Guter Rat ... macht erfolgreich

Es gibt eine Frage, die mich wie wahrscheinlich viele andere Menschen auch umtreibt: Was unterscheidet erfolgreiche Menschen von anderen? Es gibt unzählige Studien, Untersuchungen, Bücher und Artikel zu diesem Thema. Ein paar der Erfolgs"geheimnisse" sind:

  • Harte Arbeit
  • Ausdauer 
  • Begeisterung und Leidenschaft (A Burning Desire wie es in Napoleon Hills Buch "Think and Grow Rich" heißt)
  • (Ambitionierte) Ziele haben (das empfiehlt etwa Brian Tracy)

Ich füge dieser Liste einen Punkt hinzu: Tu, was erfolgreiche Menschen dir raten und erfinde das Rad nicht neu. Die Probleme, denen du dich gegenübersiehst, hatten schon unzählige Menschen vor dir.

80/20-Regel

Wenn ich in meinem Umfeld schaue, wer erfolgreich ist und warum, dann ist dies einer der Gründe. Sie hören auf andere und setzen deren Rat um. Beispielsweise Ideen, die sie auf Workshops bekommen haben. Und damit sind sie in der Minderheit.

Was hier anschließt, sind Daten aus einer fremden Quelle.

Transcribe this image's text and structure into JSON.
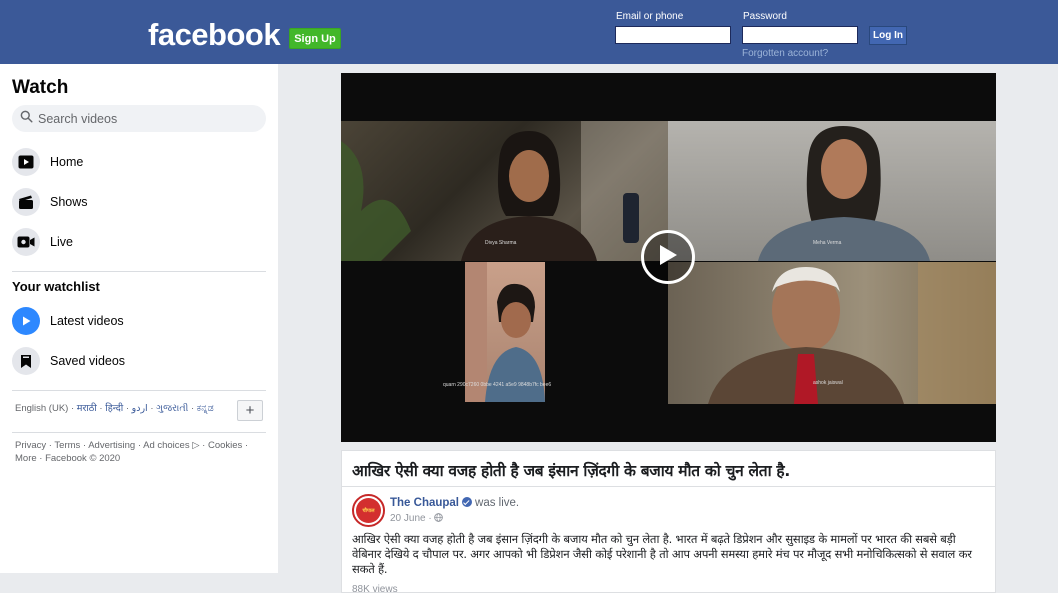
{
  "header": {
    "logo": "facebook",
    "signup_label": "Sign Up",
    "email_label": "Email or phone",
    "email_value": "",
    "password_label": "Password",
    "password_value": "",
    "login_label": "Log In",
    "forgot_label": "Forgotten account?",
    "colors": {
      "bar": "#3b5998",
      "signup": "#42b72a"
    }
  },
  "sidebar": {
    "title": "Watch",
    "search_placeholder": "Search videos",
    "nav": [
      {
        "label": "Home",
        "icon": "play-screen-icon"
      },
      {
        "label": "Shows",
        "icon": "clapperboard-icon"
      },
      {
        "label": "Live",
        "icon": "live-camera-icon"
      }
    ],
    "watchlist_title": "Your watchlist",
    "watchlist": [
      {
        "label": "Latest videos",
        "icon": "play-circle-icon"
      },
      {
        "label": "Saved videos",
        "icon": "bookmark-icon"
      }
    ],
    "languages": {
      "current": "English (UK)",
      "others": [
        "मराठी",
        "हिन्दी",
        "اردو",
        "ગુજરાતી",
        "ಕನ್ನಡ"
      ]
    },
    "add_language": "+",
    "footer": "Privacy · Terms · Advertising · Ad choices ▷ · Cookies · More · Facebook © 2020"
  },
  "video": {
    "participants": [
      "Divya Sharma",
      "Meha Verma",
      "quarn 290c7260 0bbe 4241 a5e9 9848b7fc bee6",
      "ashok jaiswal"
    ]
  },
  "post": {
    "title": "आखिर ऐसी क्या वजह होती है जब इंसान ज़िंदगी के बजाय मौत को चुन लेता है.",
    "page_name": "The Chaupal",
    "status": "was live.",
    "date": "20 June",
    "avatar_text": "चौपाल",
    "body": "आखिर ऐसी क्या वजह होती है जब इंसान ज़िंदगी के बजाय मौत को चुन लेता है. भारत में बढ़ते डिप्रेशन और सुसाइड के मामलों पर भारत की सबसे बड़ी वेबिनार देखिये द चौपाल पर. अगर आपको भी डिप्रेशन जैसी कोई परेशानी है तो आप अपनी समस्या हमारे मंच पर मौजूद सभी मनोचिकित्सको से सवाल कर सकते हैं.",
    "views": "88K views"
  }
}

Dan Kennedy, Direktmarketing-Guru aus den USA, nannte in einem Video (leider auf YouTube nicht mehr auffindbar) "ernüchternde" Zahlen. In einem seiner Trainings bot er Immobilienmaklern neben Coaching auch Marketingmaterial an, das sich in der Vergangenheit als erfolgreich bei der Objektakquise herausstellte. Es war ein sehr teurer Kurs, die Teilnehmer erfolgreiche Makler. Man sollte meinen, dass alle so ein Angebot dankend in Anspruch nähmen. Weit gefehlt. Lediglich 15 nutzten das Material (20 Prozent). Das entsprach Dan Kennedys Erfahrung:
"There are two realities of human behavior: One is 80/20 and the other ist 95/5."
Warum nutzten 80 Prozent es nicht? Bequemlichkeit, es besser wissen, fehlender Fokus, Ignoranz, mangelnder Ehrgeiz, mangelndes Vertrauen in die Fähigkeiten anderer. Es gibt viele Erklärungen.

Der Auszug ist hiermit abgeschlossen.